Treiber der Entwicklung ist stadtmobil

Treiber dieser Entwick­lung ist die privat­recht­lich organi­sier­te Gesell­schaft „stadt­mo­bil“, die schon seit mehr als 20 Jahren besteht. „Im Stadt­ge­biet Karlsruhe bieten wir aktuell 825 Fahrzeuge an, die 11.200 Teilnehmer nutzen können“, sagte Anja Orth, Leitung Marketing bei stadtmobil Karlsruhe. Es gebe nicht nur ein Erfolgsrezept, warum Karlsruhe hier seit Jahren an der Spitze stünde, so Orth. Ein ganz wesentlicher Faktor sei aber ein gut ausgebauter Öffentlicher Personennahverkehr. „Damit man sich dafür entscheidet, auf das eigene Auto zu verzichten, müssen die täglichen Wege leicht zu bewältigen sein“, erklärte Orth.
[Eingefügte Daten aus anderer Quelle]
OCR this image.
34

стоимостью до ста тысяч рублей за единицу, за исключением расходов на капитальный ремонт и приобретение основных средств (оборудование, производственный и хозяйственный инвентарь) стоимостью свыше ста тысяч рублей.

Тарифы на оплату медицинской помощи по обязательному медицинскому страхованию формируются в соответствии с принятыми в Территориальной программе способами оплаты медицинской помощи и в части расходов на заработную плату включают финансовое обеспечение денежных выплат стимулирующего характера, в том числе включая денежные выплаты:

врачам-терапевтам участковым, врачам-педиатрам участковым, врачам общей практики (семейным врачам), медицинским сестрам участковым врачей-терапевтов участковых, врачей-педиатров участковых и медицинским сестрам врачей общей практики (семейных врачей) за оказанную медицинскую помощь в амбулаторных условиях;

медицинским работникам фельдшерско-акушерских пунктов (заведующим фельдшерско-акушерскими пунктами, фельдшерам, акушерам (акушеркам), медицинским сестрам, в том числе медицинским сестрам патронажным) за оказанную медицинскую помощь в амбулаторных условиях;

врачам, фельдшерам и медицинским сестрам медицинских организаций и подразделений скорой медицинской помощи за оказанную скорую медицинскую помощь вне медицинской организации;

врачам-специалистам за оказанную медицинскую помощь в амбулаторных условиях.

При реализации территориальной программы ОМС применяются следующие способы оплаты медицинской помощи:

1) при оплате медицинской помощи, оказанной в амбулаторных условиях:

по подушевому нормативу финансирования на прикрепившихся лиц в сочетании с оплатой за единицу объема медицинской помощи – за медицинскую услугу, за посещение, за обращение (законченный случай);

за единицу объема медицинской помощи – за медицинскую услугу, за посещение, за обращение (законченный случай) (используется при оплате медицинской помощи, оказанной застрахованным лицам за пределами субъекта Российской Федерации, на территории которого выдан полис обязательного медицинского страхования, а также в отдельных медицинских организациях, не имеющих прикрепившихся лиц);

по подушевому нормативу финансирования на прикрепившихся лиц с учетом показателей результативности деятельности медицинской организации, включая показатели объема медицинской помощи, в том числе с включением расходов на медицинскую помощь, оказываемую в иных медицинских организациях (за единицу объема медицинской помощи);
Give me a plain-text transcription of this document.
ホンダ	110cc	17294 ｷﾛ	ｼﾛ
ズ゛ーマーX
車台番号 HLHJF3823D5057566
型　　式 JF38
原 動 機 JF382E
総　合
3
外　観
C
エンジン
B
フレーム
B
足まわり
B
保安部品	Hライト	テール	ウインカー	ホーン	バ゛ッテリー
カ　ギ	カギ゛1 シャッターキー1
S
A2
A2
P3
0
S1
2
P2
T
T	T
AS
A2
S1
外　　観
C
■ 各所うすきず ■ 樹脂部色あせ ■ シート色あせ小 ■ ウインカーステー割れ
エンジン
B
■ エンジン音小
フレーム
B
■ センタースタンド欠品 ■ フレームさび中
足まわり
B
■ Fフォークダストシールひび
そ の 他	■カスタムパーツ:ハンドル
Die Carsharing-Teilnehmer nutzen neben dem ÖPNV auch oft das Fahrrad, erläuterte Orth, und das Auto erst dann, wenn es wirklich nötig werde. Auch die Stadt Karlsruhe nutzt das Angebot – zusätzlich zum eigenen Fuhrpark: Ihre Mitarbeiter dürfen das Angebot nutzen. Darüber hinaus, betonte Orth, „haben die Gründer von Anfang an ein Augenmerk darauf gelegt, den Bedarf zu verfolgen und die Fahrzeugflotte entsprechend stetig zu vergrößern.“

In Karlsruhe hofft stadtmobil darauf, künftig auch Stellplätze im öffentlichen Raum nutzen zu können. Es gebe „gute Intentionen“ seitens der Stadt – aber noch keine feste Zusage.